Hellman did not return a telephone call seeking comment.

Joseph J. Brielmann, a spokesman for the District Attorney's Office, said that the report was not finished and that Hellman was awaiting additional information. Brielmann said in a written statement that the report "will be forthcoming early next week."

Hellman's findings - expected to declare whether the 5- to 6-pound boy was alive at birth or stillborn - are necessary to determine whether charges will be filed against Mia Sardella, the 19-year-old Drexel University freshman who gave birth Jan. 1.

Police said potential charges range from desecration of a corpse to homicide.

Chitwood said he called yesterday's news conference after Upper Darby investigators were excluded by the District Attorney's Office from a Wednesday meeting on the case, which Chitwood described as a breach of protocol.

Sardella's attorney, Arthur T. Donato Jr., said he had not seen any report.

Police found the baby's body on Jan. 22 after receiving a phone call from Donato, who said the girl's mother, Stephanie Leone, found the corpse in a bloody tote bag in her car trunk.

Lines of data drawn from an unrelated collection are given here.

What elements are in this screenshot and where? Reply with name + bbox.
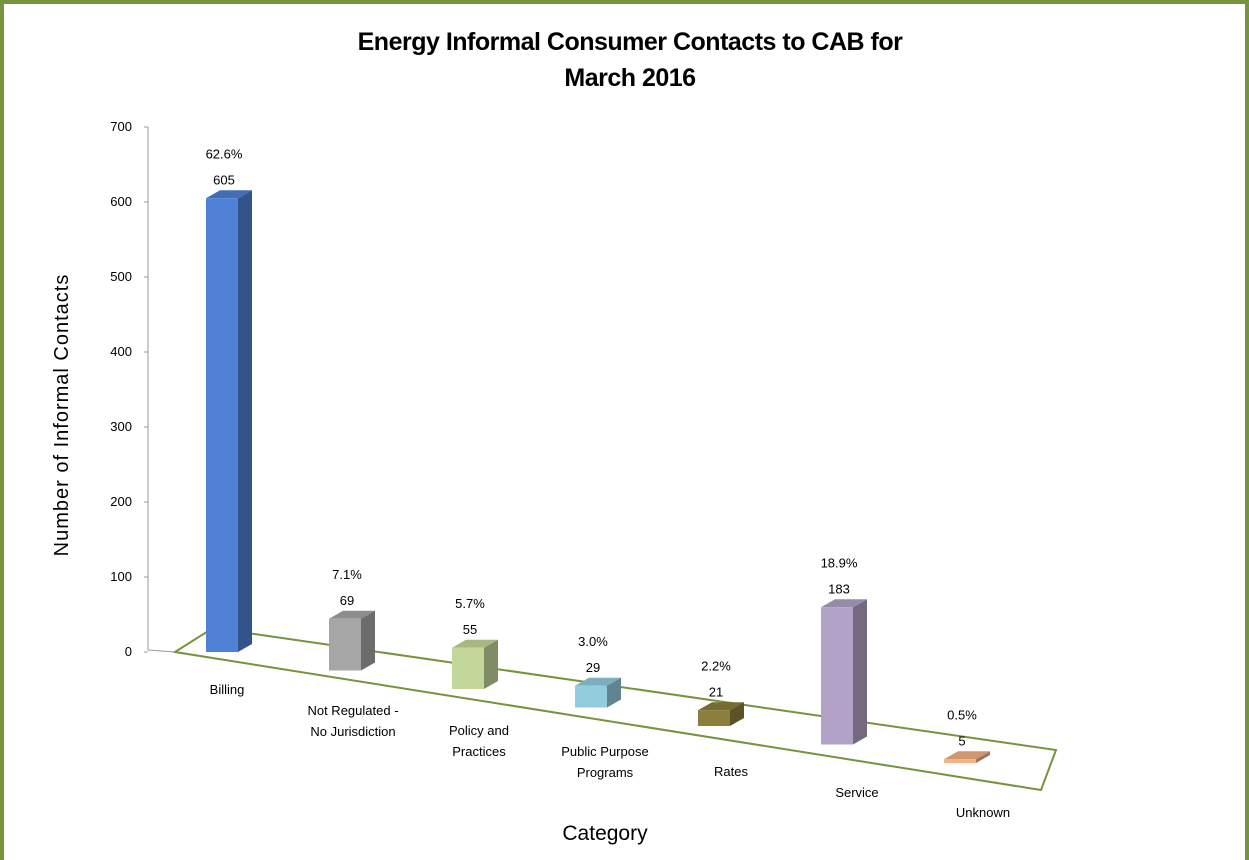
bar xyxy=(698,702,744,726)
y-tick-label: 300 xyxy=(110,419,132,434)
chart-title: Energy Informal Consumer Contacts to CAB… xyxy=(357,28,903,92)
bar xyxy=(944,751,990,763)
percent-label: 3.0% xyxy=(578,634,608,649)
value-label: 605 xyxy=(213,172,235,187)
y-tick-label: 100 xyxy=(110,569,132,584)
y-tick-label: 600 xyxy=(110,194,132,209)
bar-front xyxy=(698,710,730,726)
bar-side xyxy=(484,639,498,689)
bar xyxy=(821,599,867,745)
x-tick-label: Rates xyxy=(714,764,748,779)
y-tick-label: 200 xyxy=(110,494,132,509)
bar-top xyxy=(944,751,990,760)
x-tick-label: Unknown xyxy=(955,805,1011,820)
value-label: 55 xyxy=(463,622,477,637)
value-label: 21 xyxy=(709,684,723,699)
y-tick-label: 400 xyxy=(110,344,132,359)
bar-front xyxy=(206,198,238,652)
percent-label: 5.7% xyxy=(455,596,485,611)
bar-top xyxy=(206,190,252,199)
percent-label: 7.1% xyxy=(332,567,362,582)
x-tick-label: Not Regulated - No Jurisdiction xyxy=(307,702,399,739)
bar-top xyxy=(698,702,744,711)
bar-side xyxy=(976,751,990,763)
bar-side xyxy=(607,677,621,708)
value-label: 69 xyxy=(340,593,354,608)
x-tick-label: Policy and Practices xyxy=(449,723,509,759)
value-label: 29 xyxy=(586,660,600,675)
percent-label: 62.6% xyxy=(206,146,243,161)
bar-front xyxy=(575,685,607,708)
bar-front xyxy=(944,759,976,763)
bar xyxy=(452,639,498,689)
bar xyxy=(575,677,621,708)
floor xyxy=(172,626,1058,792)
percent-label: 2.2% xyxy=(701,658,731,673)
bar xyxy=(329,610,375,671)
x-tick-label: Service xyxy=(835,784,879,800)
bar-top xyxy=(575,677,621,686)
y-axis-title: Number of Informal Contacts xyxy=(51,274,73,557)
y-tick-label: 0 xyxy=(125,644,132,659)
value-label: 183 xyxy=(828,581,850,596)
percent-label: 0.5% xyxy=(947,707,977,722)
y-axis-foot xyxy=(147,649,176,653)
x-axis-title: Category xyxy=(562,822,648,845)
bar-top xyxy=(452,639,498,648)
bar-front xyxy=(329,618,361,671)
x-tick-label: Billing xyxy=(209,682,245,697)
bar-front xyxy=(821,607,853,745)
bar xyxy=(206,190,252,652)
y-tick-label: 700 xyxy=(110,119,132,134)
bar-side xyxy=(361,610,375,671)
bar-side xyxy=(238,190,252,652)
bar-side xyxy=(730,702,744,726)
bar-side xyxy=(853,599,867,745)
value-label: 5 xyxy=(958,733,965,748)
bar-front xyxy=(452,647,484,689)
percent-label: 18.9% xyxy=(821,555,858,570)
x-tick-label: Public Purpose Programs xyxy=(561,743,649,780)
y-tick-label: 500 xyxy=(110,269,132,284)
bar-top xyxy=(821,599,867,608)
bar-top xyxy=(329,610,375,619)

Donato said he made the call after being contacted by Leone's father, Albert E. Piscopo, chief executive of the Glenmede Trust Co., which manages funds that benefit the Pew Charitable Trusts and has other investors. Donato said Piscopo suspected that the baby's mother was his granddaughter.

Chitwood said "clandestine meetings" by the District Attorney's Office concerned him because they raised questions about whether a well-connected family was receiving special treatment.

"They want us out of it," he said of the county prosecutors. "We're too open."

Brielmann said the case was being handled the same way that it would be for any other family.

Chitwood disagreed.

"I fault a system that does not share information in a case of this magnitude. . . . Four months is too long," he said. "Right now there is no justice for this baby."